Though books, guides, and articles can provide basic tips on when and where to find hucks, nothing beats experience. You have to get out there and start searching. The more time you spend afield, the better you get at finding huckleberries.
And that means looking on foot. Bryson tells beginners to stop the car once in a while, get out, and look around. “Many berries hide under leaves, so you can’t see them from the road,” she says. “Once you learn to recognize a huckleberry bush, you’ll start to see berries.”
She also encourages beginners to keep at it, because the payoff is worth the wait. “There’s nothing better than finding that very first patch,” she says. “It’s heaven. You’ll think you’ve struck gold.”

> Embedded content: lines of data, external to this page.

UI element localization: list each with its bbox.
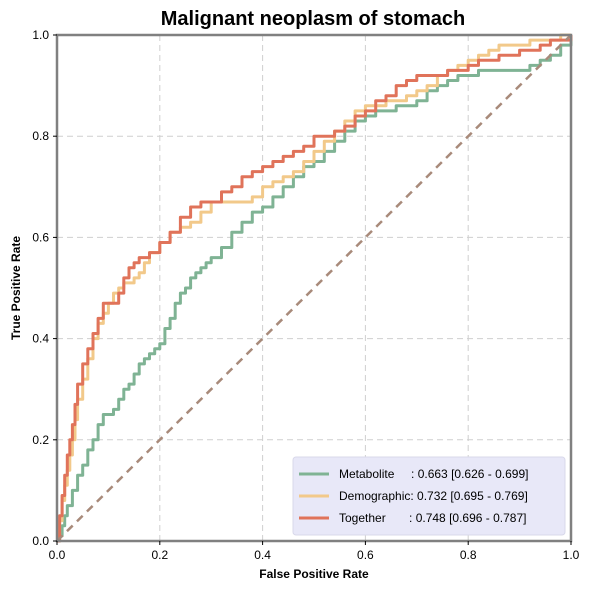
x-tick-label: 0.0: [49, 548, 66, 562]
y-tick-label: 0.4: [32, 332, 49, 346]
y-axis-label: True Positive Rate: [9, 236, 23, 340]
x-axis-label: False Positive Rate: [259, 567, 369, 581]
x-tick-label: 1.0: [563, 548, 580, 562]
y-tick-label: 0.2: [32, 433, 49, 447]
legend-label: Demographic: 0.732 [0.695 - 0.769]: [339, 489, 528, 503]
y-tick-label: 1.0: [32, 28, 49, 42]
series-layer: [56, 33, 573, 543]
legend-label: Metabolite : 0.663 [0.626 - 0.699]: [339, 467, 528, 481]
x-tick-label: 0.6: [357, 548, 374, 562]
chart-title: Malignant neoplasm of stomach: [161, 8, 465, 30]
series-line-together: [57, 35, 573, 543]
x-tick-label: 0.2: [151, 548, 168, 562]
grid-lines: [57, 35, 571, 541]
y-tick-label: 0.6: [32, 230, 49, 244]
x-tick-label: 0.4: [254, 548, 271, 562]
legend-label: Together : 0.748 [0.696 - 0.787]: [339, 511, 526, 525]
x-tick-label: 0.8: [460, 548, 477, 562]
y-tick-label: 0.8: [32, 129, 49, 143]
x-axis-ticks: 0.0 0.2 0.4 0.6 0.8 1.0: [49, 541, 580, 562]
plot-frame: [55, 33, 573, 543]
legend-box: [292, 456, 566, 536]
y-axis-ticks: 0.0 0.2 0.4 0.6 0.8 1.0: [32, 28, 57, 548]
legend: Metabolite : 0.663 [0.626 - 0.699] Demogr…: [292, 456, 566, 536]
y-tick-label: 0.0: [32, 534, 49, 548]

Ellen Horowitz is a freelance writer in Columbia Falls.
Most commercially sold hucks have been cleaned by the vendor, but if you pick them yourself, you’ll want to clean them. I put a few cups in a strainer and pick the sticks, leaves, and bugs out by hand. I don’t rinse the berries because I can’t bear to see the precious juice wash down the drain.
What do you do with the cleaned huckleberries (provided you haven’t eaten them all at one sitting)? One option is to freeze them for later use. Hucks must be frozen tightly in a sealed container so the fragrance doesn’t permeate everything in your freezer. One way is to freeze the berries in a single layer on a paper towel– covered cookie sheet and then put the frozen berries into a container. Another is to dab the berries gently with a paper towel to remove moisture, put them in a large glass jar or heavy-duty zipper-lock plastic bag, and then freeze. They freeze well this way and are easy to remove later a cup or two at a time.
Try to freeze hucks within a few days of picking. Otherwise they get too juicy, begin to ferment, and freeze into one big huckleberry clump.
I don’t wait to thaw huckleberries when baking but simply add them frozen to a pie, cobbler, or pancake recipe. This is one of my favorite recipes, given to me by my picking buddy, Desi Hanson.
1 box butter recipe yellow cake mix
3⁄4 c. butter
1 c. finely ground pecans
1 c. quick-cooking oatmeal
1 T. cinnamon
11⁄2 c. fresh or frozen huckleberries
Preheat oven to 350°. Mix first five ingredients until crumbly. Put half the mixture in the bottom of a 13- by 9-inch baking pan (sprayed with cooking oil) and pat down. Distribute huckleberries over bottom layer. Sprinkle remaining crumb mixture over the top and pat lightly. Bake 30 minutes or until lightly browned. Serve with whipped cream or ice cream.